Python code performance decreases with threading
Solution 1
This is sadly how things are in CPython, mainly due to the Global Interpreter Lock (GIL). Python code that's CPU-bound simply doesn't scale across threads (I/O-bound code, on the other hand, might scale to some extent).
There is a highly informative presentation by David Beazley where he discusses some of the issues surrounding the GIL. The video can be found here (thanks @Ikke!)
My recommendation would be to use the multiprocessing
module instead of multiple threads.
Solution 2
The threading library does not actually utilize multiple cores simultaneously for computation. You should use the multiprocessing library instead for computational threading.
dpitch40
Updated on July 26, 2020Comments
-
dpitch40 almost 4 years
I've written a working program in Python that basically parses a batch of binary files, extracting data into a data structure. Each file takes around a second to parse, which translates to hours for thousands of files. I've successfully implemented a threaded version of the batch parsing method with an adjustable number of threads. I tested the method on 100 files with a varying number of threads, timing each run. Here are the results (0 threads refers to my original, pre-threading code, 1 threads to the new version run with a single thread spawned).
0 threads: 83.842 seconds 1 threads: 78.777 seconds 2 threads: 105.032 seconds 3 threads: 109.965 seconds 4 threads: 108.956 seconds 5 threads: 109.646 seconds 6 threads: 109.520 seconds 7 threads: 110.457 seconds 8 threads: 111.658 seconds
Though spawning a thread confers a small performance increase over having the main thread do all the work, increasing the number of threads actually decreases performance. I would have expected to see performance increases, at least up to four threads (one for each of my machine's cores). I know threads have associated overhead, but I didn't think this would matter so much with single-digit numbers of threads.
I've heard of the "global interpreter lock", but as I move up to four threads I do see the corresponding number of cores at work--with two threads two cores show activity during parsing, and so on.
I also tested some different versions of the parsing code to see if my program is IO bound.

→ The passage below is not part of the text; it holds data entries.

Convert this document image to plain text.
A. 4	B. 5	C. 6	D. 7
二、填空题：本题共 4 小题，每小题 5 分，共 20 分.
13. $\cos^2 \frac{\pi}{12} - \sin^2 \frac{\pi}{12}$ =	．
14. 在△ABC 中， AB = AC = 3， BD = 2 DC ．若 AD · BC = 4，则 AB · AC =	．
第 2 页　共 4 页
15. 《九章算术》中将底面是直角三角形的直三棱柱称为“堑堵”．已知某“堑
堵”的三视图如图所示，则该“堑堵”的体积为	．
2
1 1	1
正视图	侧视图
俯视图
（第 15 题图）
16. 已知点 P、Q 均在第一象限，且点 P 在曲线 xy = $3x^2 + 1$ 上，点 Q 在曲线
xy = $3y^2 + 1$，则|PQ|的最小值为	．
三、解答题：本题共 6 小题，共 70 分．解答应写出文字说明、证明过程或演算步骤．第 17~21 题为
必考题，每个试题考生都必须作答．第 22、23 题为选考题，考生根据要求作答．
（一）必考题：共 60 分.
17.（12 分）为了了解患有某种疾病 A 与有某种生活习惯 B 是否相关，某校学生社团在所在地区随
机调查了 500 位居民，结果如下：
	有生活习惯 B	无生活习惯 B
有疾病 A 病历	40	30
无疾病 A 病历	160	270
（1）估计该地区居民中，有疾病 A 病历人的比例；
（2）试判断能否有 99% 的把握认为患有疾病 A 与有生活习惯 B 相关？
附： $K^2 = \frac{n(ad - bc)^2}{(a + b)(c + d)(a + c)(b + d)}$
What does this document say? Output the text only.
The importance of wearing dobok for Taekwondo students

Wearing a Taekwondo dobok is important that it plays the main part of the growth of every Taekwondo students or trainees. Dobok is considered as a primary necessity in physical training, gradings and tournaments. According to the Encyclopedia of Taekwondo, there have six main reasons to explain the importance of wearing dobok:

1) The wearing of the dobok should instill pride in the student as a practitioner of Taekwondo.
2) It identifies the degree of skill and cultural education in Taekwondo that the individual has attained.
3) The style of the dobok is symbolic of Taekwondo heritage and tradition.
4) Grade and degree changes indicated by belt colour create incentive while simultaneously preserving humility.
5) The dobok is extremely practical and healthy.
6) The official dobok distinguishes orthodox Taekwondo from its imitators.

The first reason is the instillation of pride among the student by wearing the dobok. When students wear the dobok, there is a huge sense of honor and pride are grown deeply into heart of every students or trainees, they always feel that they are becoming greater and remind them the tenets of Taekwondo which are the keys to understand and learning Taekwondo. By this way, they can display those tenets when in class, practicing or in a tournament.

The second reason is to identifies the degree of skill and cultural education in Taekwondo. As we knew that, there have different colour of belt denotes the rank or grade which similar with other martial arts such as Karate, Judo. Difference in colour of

It doesn't seem to be; just reading in the file takes a relatively small proportion of time; processing the file is almost all of it. If I don't do the IO and process an already-read version of a file, I adding a second thread damages performance and a third thread improves it slightly. I'm just wondering why I can't take advantage of my computer's multiple cores to speed things up. Please post any questions or ways I could clarify.